Small-Cap, Yen And Crude Oil ETFs To Watch This Week

Economic data continued to disappoint last week amid a strengthening U.S. dollar that weighed on stock prices. The SPDR S&P 500 ETF (NYSE: SPY) will open 2.90 percent off its all-time high on Monday and at an important technical crossroads near the 50-day moving average. This trading zone may prompt a tug of war between the bulls and bears to determine the outcome for the rest of March.

The week ahead features several important economic releases including the monthly FOMC statement on Wednesday, homebuilders data, and industrial production statistics.

Here are the key ETFs to watch for the week of Monday, March 16:

iShares Core S&P Small Cap ETF (NYSE: IJR)

Small-cap stocks were noticeably stronger than large caps last week and are holding up much better on a relative basis. IJR tracks the S&P Small Cap 600 index, which is a broadly diversified basket of companies with market capitalizations less than $1.6 billion.

This ETF is still within striking distance of its 2015 highs and has the potential to be a leading segment on the upside if momentum favors another rally higher. IJR has nearly $16 billion in total assets and charges a minuscule expense ratio of just 0.12 percent.

Guggenheim CurrencyShares Japanese Yen Trust (NYSE: FXY)

Everyone seems to be focused on the euro as the currency trade du jour in March, but the Japanese yen is hovering near a key support level as well. FXY tracks the daily price movement of the yen, which is currently re-testing the $80 level that it hit back in December.
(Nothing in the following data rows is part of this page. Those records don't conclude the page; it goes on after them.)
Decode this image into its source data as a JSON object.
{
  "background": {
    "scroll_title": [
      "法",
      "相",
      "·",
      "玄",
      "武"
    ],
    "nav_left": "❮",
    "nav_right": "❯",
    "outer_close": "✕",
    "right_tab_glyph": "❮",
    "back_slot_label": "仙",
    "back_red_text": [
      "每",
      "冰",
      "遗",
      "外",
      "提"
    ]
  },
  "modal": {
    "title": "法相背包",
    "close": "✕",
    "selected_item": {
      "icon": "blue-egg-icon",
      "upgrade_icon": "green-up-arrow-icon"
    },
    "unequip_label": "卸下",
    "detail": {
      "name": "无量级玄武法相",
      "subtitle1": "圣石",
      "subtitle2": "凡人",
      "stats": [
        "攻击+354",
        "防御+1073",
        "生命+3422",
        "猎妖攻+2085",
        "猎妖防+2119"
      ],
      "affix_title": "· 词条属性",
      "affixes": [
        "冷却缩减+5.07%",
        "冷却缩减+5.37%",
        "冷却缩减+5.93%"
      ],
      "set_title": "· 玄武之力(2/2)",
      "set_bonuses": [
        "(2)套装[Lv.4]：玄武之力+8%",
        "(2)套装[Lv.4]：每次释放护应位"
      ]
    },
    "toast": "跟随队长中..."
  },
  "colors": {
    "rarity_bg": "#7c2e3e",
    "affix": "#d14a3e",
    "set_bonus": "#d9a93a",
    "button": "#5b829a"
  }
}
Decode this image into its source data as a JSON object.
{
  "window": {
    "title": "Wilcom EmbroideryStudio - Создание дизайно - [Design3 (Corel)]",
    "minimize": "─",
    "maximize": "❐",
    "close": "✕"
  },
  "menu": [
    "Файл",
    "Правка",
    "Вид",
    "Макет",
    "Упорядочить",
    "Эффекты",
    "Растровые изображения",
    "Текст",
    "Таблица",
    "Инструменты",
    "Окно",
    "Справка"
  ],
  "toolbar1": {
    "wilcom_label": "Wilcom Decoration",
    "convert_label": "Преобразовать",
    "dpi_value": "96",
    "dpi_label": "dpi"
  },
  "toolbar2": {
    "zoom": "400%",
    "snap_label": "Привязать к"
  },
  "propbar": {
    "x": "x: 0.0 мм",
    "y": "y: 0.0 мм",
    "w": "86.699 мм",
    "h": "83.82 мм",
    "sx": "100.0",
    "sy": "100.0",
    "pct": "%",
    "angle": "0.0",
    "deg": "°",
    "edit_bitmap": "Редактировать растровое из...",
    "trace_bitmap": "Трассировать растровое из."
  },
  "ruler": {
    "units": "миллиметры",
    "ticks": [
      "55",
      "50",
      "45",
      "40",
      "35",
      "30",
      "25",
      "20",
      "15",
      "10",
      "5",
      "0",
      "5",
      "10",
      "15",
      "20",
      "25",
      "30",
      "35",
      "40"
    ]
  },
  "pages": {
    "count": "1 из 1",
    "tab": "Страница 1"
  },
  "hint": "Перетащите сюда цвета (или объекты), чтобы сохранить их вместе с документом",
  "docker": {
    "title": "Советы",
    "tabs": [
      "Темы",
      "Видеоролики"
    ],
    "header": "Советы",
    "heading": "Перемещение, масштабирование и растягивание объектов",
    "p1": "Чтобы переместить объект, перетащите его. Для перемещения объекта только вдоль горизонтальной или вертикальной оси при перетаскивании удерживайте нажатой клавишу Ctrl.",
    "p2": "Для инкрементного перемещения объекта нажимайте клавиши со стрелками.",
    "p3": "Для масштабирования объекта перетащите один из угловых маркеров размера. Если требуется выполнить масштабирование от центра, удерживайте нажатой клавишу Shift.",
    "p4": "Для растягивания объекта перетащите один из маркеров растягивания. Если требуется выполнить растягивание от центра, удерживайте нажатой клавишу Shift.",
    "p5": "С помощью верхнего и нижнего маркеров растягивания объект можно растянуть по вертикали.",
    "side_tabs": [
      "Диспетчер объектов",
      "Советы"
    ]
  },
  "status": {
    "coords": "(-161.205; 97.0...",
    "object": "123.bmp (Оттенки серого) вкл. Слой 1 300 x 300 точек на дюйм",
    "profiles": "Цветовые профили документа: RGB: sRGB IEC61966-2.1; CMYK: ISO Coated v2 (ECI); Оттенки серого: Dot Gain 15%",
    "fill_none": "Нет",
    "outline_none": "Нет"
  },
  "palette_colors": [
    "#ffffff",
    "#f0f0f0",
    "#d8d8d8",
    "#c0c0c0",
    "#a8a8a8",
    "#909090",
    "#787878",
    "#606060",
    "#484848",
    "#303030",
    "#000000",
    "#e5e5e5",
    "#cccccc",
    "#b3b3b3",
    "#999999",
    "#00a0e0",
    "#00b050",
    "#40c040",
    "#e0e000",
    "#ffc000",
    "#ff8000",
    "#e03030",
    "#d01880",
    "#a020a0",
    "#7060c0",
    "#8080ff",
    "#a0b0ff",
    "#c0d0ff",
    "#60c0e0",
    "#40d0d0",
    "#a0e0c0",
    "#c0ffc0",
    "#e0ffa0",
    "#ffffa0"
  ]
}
A significant break below that horizontal zone in FXY may provide additional catalyst for a rally in the PowerShares U.S. Dollar Index Bullish Fund. A lower yen will also help fuel currency hedged ETFs such as the WisdomTree Japan Currency Hedged ETF.

United States Oil Fund (NYSE: USO)

Oil prices have been sliding once again and many experts are now predicting that we will see another wave of selling take out the January low. USO tracks the daily price movement of West Texas Intermediate Crude Oil futures contracts and dropped 7.89 percent last week.

A continued glut of supply will certainly weigh on the fundamental picture for oil in the near-term despite many oil producers reducing their operational rig counts. This ETF is likely to see heavy volume and active interest in the week ahead.